SEC Now Requires Companies To Disclose Cyberattacks In 4 Days

The U.S. Securities and Exchange Commission (SEC) has implemented new rules requiring publicly traded companies to disclose any cyberattacks considered material incidents within four business days of discovery. According to the Wall Street watchdog, material incidents are those that a public company’s shareholders would consider important “in making an investment decision.” The SEC also adopted new regulations mandating foreign private issuers to provide equivalent disclosures following cybersecurity breaches. Listed companies must now include details about the cyberattack (including the incident’s nature, scope, and timing) in periodic report filings, specifically on 8-K forms.
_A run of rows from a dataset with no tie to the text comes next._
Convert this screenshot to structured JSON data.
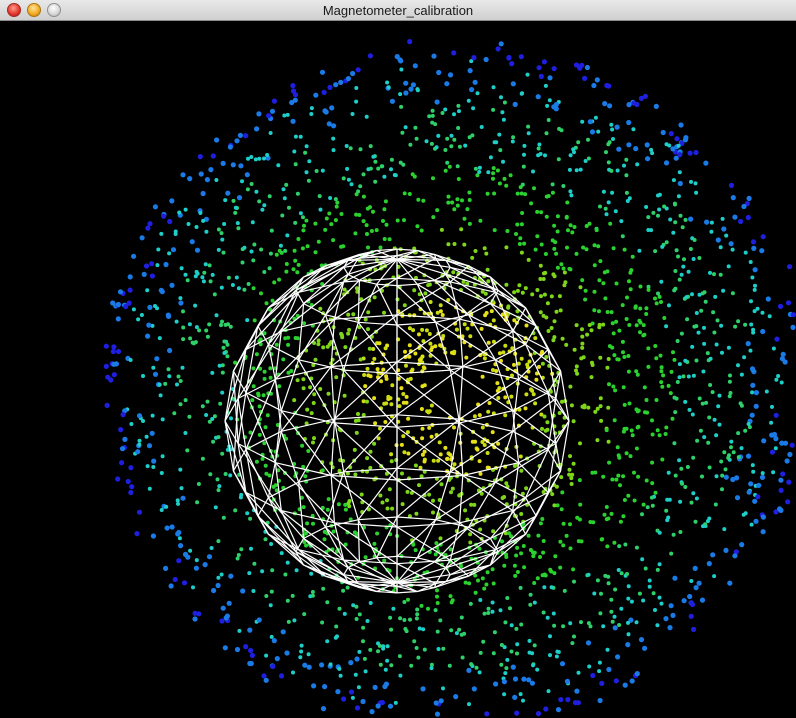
{
  "window": {
    "title": "Magnetometer_calibration",
    "buttons": {
      "close": "close-icon",
      "minimize": "minimize-icon",
      "zoom": "zoom-icon"
    }
  },
  "scene": {
    "background": "#000000",
    "sphere_color": "#ffffff",
    "point_colors": [
      "#1f1fe0",
      "#1a7ae6",
      "#1ecfc8",
      "#2fd06a",
      "#2bd12f",
      "#7fd51a",
      "#c9dd12",
      "#e6e01a"
    ]
  }
}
These new cybersecurity incident reporting rules are set to take effect in December or 30 days after being published in the Federal Register. However, smaller companies will be granted an additional 180 days before they are required to provide Form 8-K disclosures. In some instances, the disclosure timeline may also be postponed if the U.S. Attorney General determines that an immediate disclosure would pose a significant risk to national security or public safety. “Whether a company loses a factory in a fire — or millions of files in a cybersecurity incident — it may be material to investors. Currently, many public companies provide cybersecurity disclosure to investors,” said SEC Chair Gary Gensler today.

“I think companies and investors alike, however, would benefit if this disclosure were made in a more consistent, comparable, and decision-useful way. Through helping to ensure that companies disclose material cybersecurity information, today’s rules will benefit investors, companies, and the markets connecting them.”